UNITED STATES SENATE
The United States Senate is the upper house of the bicameral legislature of the United States, and together with the House of Representatives comprises the United States Congress. The powers of the Senate are established in Article One of the US Constitution, and, also per the Constitution, each State is represented by two Senators regardless of population with elected Senators serving staggered six-year terms. Senators were elected by State Legislatures until the 1913 passage of the 17th Amendment mandating direct election of US Senators by the citizenry.
The chamber of the United States Senate is located in the north wing of the Capitol in Washington, DC (the House of Representatives convenes in the south wing of the same building).
The Senate has several exclusive powers not granted to the House, including consenting to treaties as a precondition to their ratification and consenting to or confirming appointments of Cabinet secretaries, Federal judges and other Federal executive officials, military officers, regulatory officials, Ambassadors, and other Federal uniformed officers.

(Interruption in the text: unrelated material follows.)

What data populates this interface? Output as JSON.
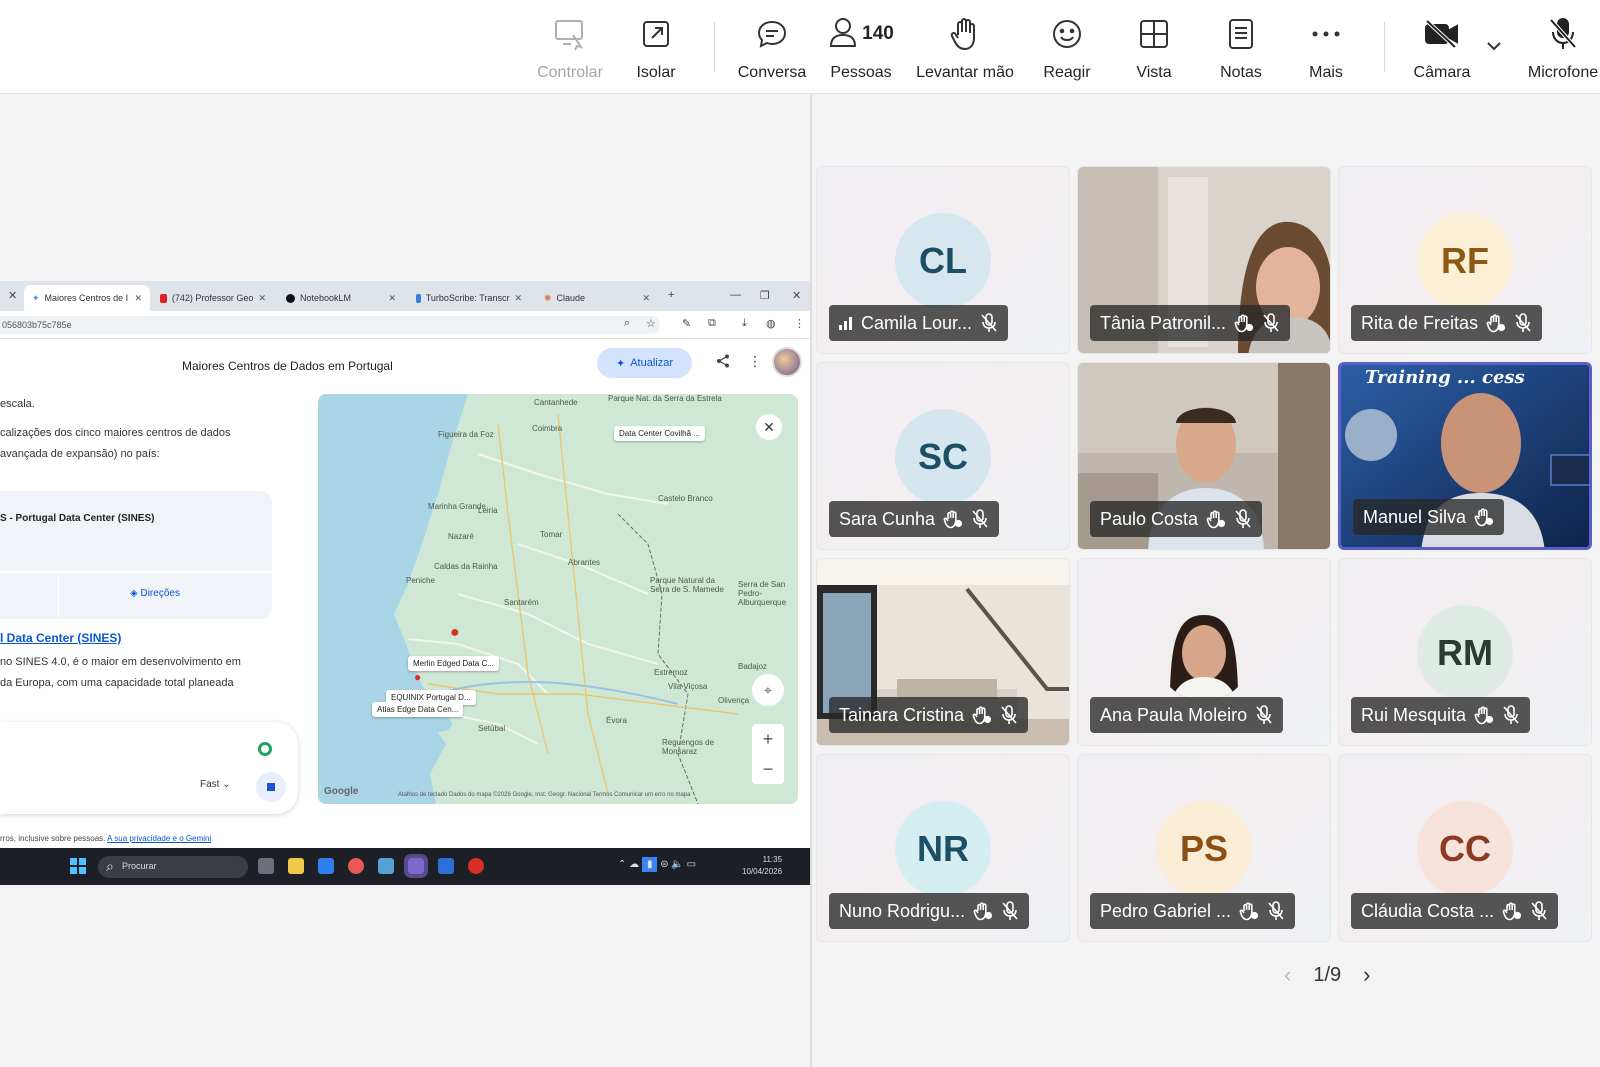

The Senate also acts as the jury for trials of Federal officials impeached by the House, including United States Presidents.
The Senate is considered both a more deliberative and more prestigious body than the House of Representatives due to its longer terms, smaller size, and statewide constituencies leading to a historically more collegial and less partisan atmosphere. The United States Senate is sometimes called the "world's greatest deliberative body."